Hey Jim, first and most important, you definitely are *not* a blowhard, the logic and reasoning used in you retort here is enough to justify that fact:)

Second, I think you’re approaching small businesses blogging from a macro perspective, me from a micro one.

Your travel business example is great. It’s a local shop but it has services with a macro appeal, so you’re right, blogging may have a measurable return. But for a local pizza joint, like the example I used, it’s all about a micro appeal, and blogging doesn’t make any sense for that sort of business.

Appreciate your perspective on this…

Dave says,
11-18-2006 at 12:20:49 from 24.221.98.66    

I agree with you Jim. Like you, I posted a reply on my blog, and Mike and I have gone back-and-forth a bit in the comments. I believe that even for strictly local (micro) businesses, blogging is important. In this day and age of advertising overload, business owners understand that to grow their businesses, they must connect with their present and potential customers in a very personal and engaging way. Other than first-person contact, there is no better way than a blog.
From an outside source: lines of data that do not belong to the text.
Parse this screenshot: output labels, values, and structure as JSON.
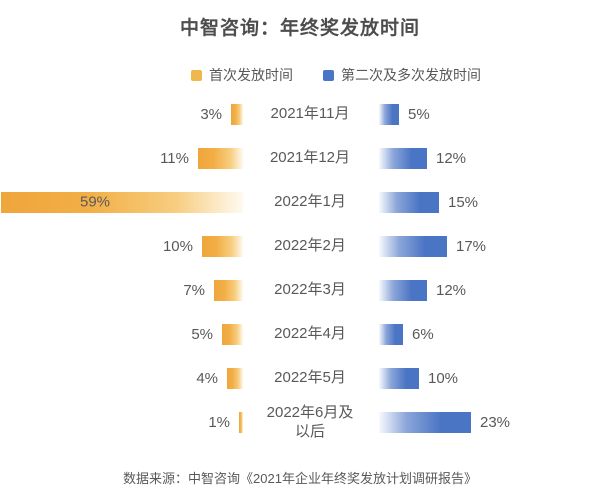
{
  "title": "中智咨询：年终奖发放时间",
  "chart_data": {
    "type": "bar",
    "variant": "bidirectional-tornado",
    "title": "中智咨询：年终奖发放时间",
    "categories": [
      "2021年11月",
      "2021年12月",
      "2022年1月",
      "2022年2月",
      "2022年3月",
      "2022年4月",
      "2022年5月",
      "2022年6月及\n以后"
    ],
    "series": [
      {
        "name": "首次发放时间",
        "direction": "left",
        "color": "#efa63c",
        "unit": "%",
        "values": [
          3,
          11,
          59,
          10,
          7,
          5,
          4,
          1
        ]
      },
      {
        "name": "第二次及多次发放时间",
        "direction": "right",
        "color": "#4a74c4",
        "unit": "%",
        "values": [
          5,
          12,
          15,
          17,
          12,
          6,
          10,
          23
        ]
      }
    ],
    "value_labels": true,
    "legend_position": "top",
    "xlim": [
      0,
      60
    ],
    "grid": false
  },
  "footer": {
    "source": "数据来源：中智咨询《2021年企业年终奖发放计划调研报告》"
  },
  "colors": {
    "first_series": "#efa63c",
    "second_series": "#4a74c4",
    "title_text": "#4d4d4d",
    "body_text": "#595959",
    "background": "#ffffff"
  }
}
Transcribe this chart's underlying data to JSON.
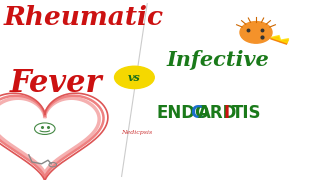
{
  "bg_color": "#ffffff",
  "title_left_line1": "Rheumatic",
  "title_left_line2": "Fever",
  "title_left_color": "#cc1111",
  "vs_text": "vs",
  "vs_bg_color": "#f5d800",
  "vs_text_color": "#1a6e1a",
  "title_right_line1": "Infective",
  "title_right_line1_color": "#1a7a1a",
  "endocarditis_parts": [
    {
      "text": "ENDO",
      "color": "#1a7a1a"
    },
    {
      "text": "C",
      "color": "#1a6ecc"
    },
    {
      "text": "ARD",
      "color": "#1a7a1a"
    },
    {
      "text": "I",
      "color": "#cc1111"
    },
    {
      "text": "TIS",
      "color": "#1a7a1a"
    }
  ],
  "watermark": "Nedicpsis",
  "watermark_color": "#cc3333",
  "line_color": "#cccccc"
}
I also think that this is particularly true for small businesses that offer near-commodities (dry cleaners, hardware store, dog groomers, etc). They MUST differentiate themselves, and their customers must perceive them as different from the alternative. A blog is a far better tool for doing that than a few reviews on a local search engine.

11-20-2006 at 20:33:19 from 12.205.135.99    

Search: cannoli pittsburgh
Or: patent attorney iowa’
Or: yachts maine

Does blogging make a business more findable? Approachable?

I think there are many ways a pizza joint can use blogging to improve their bottom line. I also think Mike’s suggestions are solid - but to ignore blogging could prove unwise down the road.

11-22-2006 at 11:50:41 from 89.27.200.227    

Just one more point of view:

I just convinced a group of small business owners to start their business blogs - each company a blog for themselves.

The good thing about this:
Even if the companies are only dealing with local or at least regional customers, they belong to a nationwide franchise-group.

Adding to all the advantages, mentioned above, come the point: That whenever a customers come to one of their blogs, and gets interested in the philosophy of the company and the group, he can easily klick on to that local company, which is next to him.

11-22-2006 at 23:37:55 from 66.54.204.131    

Blogging for small business people is all about providing their customers with extra value and positioning themselves as an expert and “go to” person/company in that field.

It’s another form of customer service, because it’s another way to “touch” their customers and provide additional services.

As for trying to “encourage your customers to share their experiences with your business with local search engines like Yahoo! Local or Google Local.” Yeah, sure. It’s hard enough to get them to fill out a customer survey even when you offer incentives.